One of our smartest gadgets was also the cheapest. Getting up to get a drink of water was a hassle for Steph; she had to either wake me up to get some water for her, or else she had to scoot herself from the bed into the wheelchair, then roll down the hall and into the kitchen for the water, and then roll herself back down the hall and scoot herself off the wheelchair and back into bed. I would never have complained about being awakened to fetch her some water, but Steph didn't like waking me up, so getting a drink of water in the middle of the night meant five minutes of serious effort, and of course she'd be wide awake by the time she'd quenched her thirst.

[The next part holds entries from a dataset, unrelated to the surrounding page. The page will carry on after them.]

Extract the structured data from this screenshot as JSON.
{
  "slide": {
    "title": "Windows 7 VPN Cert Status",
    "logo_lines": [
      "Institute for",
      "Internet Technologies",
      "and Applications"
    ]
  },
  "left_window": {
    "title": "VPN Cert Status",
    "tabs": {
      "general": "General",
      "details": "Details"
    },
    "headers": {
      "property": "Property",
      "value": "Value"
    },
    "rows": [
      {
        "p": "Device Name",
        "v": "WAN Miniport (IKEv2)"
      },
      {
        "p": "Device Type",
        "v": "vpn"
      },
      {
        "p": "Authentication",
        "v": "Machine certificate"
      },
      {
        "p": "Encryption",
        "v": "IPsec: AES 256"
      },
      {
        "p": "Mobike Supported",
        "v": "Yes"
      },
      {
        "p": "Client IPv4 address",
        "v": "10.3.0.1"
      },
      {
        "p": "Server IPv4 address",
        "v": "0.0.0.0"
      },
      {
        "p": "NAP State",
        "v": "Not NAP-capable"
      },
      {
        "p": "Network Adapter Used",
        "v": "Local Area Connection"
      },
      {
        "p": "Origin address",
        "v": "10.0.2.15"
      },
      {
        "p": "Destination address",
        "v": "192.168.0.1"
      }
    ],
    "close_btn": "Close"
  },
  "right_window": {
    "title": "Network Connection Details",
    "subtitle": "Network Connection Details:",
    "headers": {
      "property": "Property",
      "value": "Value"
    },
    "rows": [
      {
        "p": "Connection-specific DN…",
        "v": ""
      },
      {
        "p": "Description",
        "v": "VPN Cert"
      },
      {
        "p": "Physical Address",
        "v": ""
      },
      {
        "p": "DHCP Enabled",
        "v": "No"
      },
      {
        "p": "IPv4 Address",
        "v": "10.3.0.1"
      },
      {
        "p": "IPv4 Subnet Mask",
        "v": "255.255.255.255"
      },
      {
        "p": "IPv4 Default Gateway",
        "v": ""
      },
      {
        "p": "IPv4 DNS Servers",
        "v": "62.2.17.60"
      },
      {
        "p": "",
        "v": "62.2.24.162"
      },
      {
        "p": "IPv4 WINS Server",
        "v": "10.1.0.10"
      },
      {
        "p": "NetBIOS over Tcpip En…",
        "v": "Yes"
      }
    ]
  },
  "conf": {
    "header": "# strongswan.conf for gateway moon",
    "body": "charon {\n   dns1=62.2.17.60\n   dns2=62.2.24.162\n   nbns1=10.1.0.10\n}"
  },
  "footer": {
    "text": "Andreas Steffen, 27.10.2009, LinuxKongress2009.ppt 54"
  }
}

The solution? We bought a water-spigot, similar to what's pictured here. It was easily refillable, and we kept a full one in the fridge, so the water by her bedside was nice and cold every night, for at least a few hours. It was like having an instant sink. Stephanie could roll over, get a glass of water, and go right back to sleep.

When she was bedridden, sometimes for weeks or months at a time, I would make Steph's lunch before going to work — hot soup in a Thermos, cold milk in another Thermos, and she liked to chew ice, so I'd leave her a third Thermos full of ice cubes. For a while, we kept a toaster and a loaf of bread on her nightstand. In the winter, when Wisconsin gets cold, we bought a space heater with a remote control, so Steph could warm up the room as needed, without having to scoot in and out of her wheelchair. I wanted to get her a Clapper, so she could clap-on and clap-off the lights, but she thought Clappers were too kitschy and classless, so alas, we never bought one of those. But her bedside lamp was on an extension cord with a switch, under the blankets.

We always tried to find gadgets that could help, and we were generally successful. If there's a moral to this story, it's only this: If you're going to be disabled, it's preferable to be disabled in a well-off first-world country like America, where gadgets can help for a reasonable price. And it's obvious but it needs to be said, that I wish she was here, to wake me up for a glass of water in the middle of the night.